There are important associations between some patient-related factors and increased risk of readmission (11,13,16,17). Previous studies have found that managing subjects with improved recovery is linked to moderately reduced risk of postoperative readmissions (2,5,19,21), and that BMI is not an anticipator of readmission (16,20), while readmissions are higher following LRYGB compared to LSG (13). Subjects who had LRYGB experienced 60% more risk of readmission in the 30-day after surgery than those who had LSG, while surgical duration increased risk of readmission (16). In this investigation, multivariate study demonstrated that the independent impact of oral feeding on the day of operation is correlated with readmission risk. One of the most frequent causes of readmission following bariatric surgery is nausea/vomiting (12.95%) (15), and the reduced volume of oral feeding is a risk factor of readmission.
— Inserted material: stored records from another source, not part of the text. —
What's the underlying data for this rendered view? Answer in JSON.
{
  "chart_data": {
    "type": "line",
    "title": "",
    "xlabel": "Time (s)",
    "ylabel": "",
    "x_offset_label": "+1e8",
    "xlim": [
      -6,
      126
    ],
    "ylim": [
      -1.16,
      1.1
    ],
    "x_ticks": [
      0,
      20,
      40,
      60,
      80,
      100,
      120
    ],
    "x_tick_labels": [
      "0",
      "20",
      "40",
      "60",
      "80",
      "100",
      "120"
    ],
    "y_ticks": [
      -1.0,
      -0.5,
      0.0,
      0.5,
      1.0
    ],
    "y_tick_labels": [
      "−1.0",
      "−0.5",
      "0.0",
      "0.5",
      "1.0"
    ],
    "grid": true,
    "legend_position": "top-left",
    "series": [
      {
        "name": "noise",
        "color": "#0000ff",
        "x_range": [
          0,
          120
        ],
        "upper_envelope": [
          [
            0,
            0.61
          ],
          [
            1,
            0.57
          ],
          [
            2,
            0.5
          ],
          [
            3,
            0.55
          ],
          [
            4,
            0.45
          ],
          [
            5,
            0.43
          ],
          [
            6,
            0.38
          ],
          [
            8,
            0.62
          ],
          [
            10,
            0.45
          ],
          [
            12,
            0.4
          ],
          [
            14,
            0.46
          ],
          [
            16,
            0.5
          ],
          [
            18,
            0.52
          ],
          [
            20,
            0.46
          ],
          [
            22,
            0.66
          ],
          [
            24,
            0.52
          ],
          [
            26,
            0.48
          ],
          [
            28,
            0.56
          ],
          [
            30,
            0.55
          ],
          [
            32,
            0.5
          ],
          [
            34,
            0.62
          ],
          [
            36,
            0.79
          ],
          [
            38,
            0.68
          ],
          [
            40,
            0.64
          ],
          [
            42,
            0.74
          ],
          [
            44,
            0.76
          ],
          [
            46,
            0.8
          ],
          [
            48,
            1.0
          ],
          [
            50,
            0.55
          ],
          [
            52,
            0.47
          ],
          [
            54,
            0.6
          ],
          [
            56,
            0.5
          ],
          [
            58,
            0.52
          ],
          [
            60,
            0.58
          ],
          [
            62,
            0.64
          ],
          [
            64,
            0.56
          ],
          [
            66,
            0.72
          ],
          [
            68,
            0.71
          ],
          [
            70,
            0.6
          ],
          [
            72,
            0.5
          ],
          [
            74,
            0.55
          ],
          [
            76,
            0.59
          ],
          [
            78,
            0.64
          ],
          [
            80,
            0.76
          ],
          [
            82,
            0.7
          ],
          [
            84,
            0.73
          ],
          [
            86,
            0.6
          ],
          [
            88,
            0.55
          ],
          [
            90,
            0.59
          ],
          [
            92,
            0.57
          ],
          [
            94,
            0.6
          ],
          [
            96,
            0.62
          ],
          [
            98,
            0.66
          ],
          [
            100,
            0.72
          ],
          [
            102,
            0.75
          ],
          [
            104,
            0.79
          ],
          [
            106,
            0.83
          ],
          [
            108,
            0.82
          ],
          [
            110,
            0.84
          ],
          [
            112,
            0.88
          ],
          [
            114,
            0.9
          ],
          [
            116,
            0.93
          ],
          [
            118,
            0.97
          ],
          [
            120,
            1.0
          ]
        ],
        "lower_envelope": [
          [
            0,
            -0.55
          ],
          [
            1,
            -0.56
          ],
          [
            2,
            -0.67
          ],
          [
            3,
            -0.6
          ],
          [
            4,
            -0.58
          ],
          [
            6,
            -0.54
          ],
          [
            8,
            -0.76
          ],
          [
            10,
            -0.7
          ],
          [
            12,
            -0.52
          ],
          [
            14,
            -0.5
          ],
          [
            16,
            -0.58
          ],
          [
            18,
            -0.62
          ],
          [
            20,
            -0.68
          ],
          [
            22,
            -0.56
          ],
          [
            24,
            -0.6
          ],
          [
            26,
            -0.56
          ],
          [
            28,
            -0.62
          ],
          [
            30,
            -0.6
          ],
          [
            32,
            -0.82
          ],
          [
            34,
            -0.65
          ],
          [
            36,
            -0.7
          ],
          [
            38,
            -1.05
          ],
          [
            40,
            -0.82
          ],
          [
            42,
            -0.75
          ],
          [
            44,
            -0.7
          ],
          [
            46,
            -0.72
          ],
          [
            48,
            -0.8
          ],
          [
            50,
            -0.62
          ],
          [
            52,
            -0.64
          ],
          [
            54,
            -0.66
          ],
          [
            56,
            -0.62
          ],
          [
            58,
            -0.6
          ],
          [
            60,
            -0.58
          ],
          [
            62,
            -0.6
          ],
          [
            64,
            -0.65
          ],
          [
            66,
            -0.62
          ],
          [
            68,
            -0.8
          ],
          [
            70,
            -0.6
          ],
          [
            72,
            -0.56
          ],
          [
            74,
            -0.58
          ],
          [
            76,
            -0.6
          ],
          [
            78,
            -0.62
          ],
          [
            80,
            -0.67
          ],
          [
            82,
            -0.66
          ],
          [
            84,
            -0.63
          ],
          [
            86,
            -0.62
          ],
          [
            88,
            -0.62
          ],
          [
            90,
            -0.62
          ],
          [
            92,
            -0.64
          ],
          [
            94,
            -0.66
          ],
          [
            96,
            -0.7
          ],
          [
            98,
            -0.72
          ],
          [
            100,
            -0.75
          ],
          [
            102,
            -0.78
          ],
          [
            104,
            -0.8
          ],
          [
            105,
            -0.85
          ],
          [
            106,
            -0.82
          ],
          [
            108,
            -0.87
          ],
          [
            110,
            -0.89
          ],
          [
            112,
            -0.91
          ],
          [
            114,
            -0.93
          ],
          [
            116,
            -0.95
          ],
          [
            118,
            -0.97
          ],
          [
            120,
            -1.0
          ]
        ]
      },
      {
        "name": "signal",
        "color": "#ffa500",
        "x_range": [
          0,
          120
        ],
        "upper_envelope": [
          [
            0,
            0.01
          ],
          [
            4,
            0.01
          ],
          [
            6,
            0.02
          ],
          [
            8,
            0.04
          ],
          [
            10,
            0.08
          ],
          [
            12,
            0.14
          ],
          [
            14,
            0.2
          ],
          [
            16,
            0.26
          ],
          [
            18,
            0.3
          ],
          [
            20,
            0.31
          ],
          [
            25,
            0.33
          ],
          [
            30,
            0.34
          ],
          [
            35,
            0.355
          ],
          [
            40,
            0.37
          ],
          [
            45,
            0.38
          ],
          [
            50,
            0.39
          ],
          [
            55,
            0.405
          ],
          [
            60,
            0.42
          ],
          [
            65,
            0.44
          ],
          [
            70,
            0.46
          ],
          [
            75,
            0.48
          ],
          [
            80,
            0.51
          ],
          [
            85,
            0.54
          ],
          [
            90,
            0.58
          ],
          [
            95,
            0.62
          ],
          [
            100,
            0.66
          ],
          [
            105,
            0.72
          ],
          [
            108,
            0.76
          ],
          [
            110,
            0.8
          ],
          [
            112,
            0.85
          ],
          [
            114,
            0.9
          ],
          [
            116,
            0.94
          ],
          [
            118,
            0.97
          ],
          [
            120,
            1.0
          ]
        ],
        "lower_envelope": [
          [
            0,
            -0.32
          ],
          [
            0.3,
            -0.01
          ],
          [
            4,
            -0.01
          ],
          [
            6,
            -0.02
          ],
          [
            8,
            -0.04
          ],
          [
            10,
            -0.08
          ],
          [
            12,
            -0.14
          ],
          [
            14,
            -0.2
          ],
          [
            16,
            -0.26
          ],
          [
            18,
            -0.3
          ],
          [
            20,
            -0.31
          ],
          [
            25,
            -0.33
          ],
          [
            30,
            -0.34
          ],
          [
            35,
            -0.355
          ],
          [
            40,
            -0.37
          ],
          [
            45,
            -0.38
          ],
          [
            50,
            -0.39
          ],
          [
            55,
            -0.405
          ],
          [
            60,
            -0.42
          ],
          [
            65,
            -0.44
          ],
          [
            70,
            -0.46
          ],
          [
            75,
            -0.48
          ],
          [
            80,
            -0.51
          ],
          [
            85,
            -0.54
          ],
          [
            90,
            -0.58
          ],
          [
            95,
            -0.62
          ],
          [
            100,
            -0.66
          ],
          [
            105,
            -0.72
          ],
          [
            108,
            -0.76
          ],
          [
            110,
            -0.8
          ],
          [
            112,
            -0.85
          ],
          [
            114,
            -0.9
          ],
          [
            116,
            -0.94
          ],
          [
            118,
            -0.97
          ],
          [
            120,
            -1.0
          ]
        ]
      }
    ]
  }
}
In subjects with HD of more than 3 days, the risk of readmission was more than in one-day admission (8,9). Longer HD was an anticipator of readmission (6). In this investigation, subjects with lengthened HD (more than 3 days) were more likely to be readmitted than with subjects with HD of less than 3 days only in the univariate study. The factors increasing the risk of readmission are correlated with first 1-2 days following the surgery.

 

   Conclusion

       Reduced oral feeding and requirement of high intravenous fluid infusion on the day of operation are potential risk factors of lengthened HD. More oral feeding on the day of operation is correlated with less risk for readmission.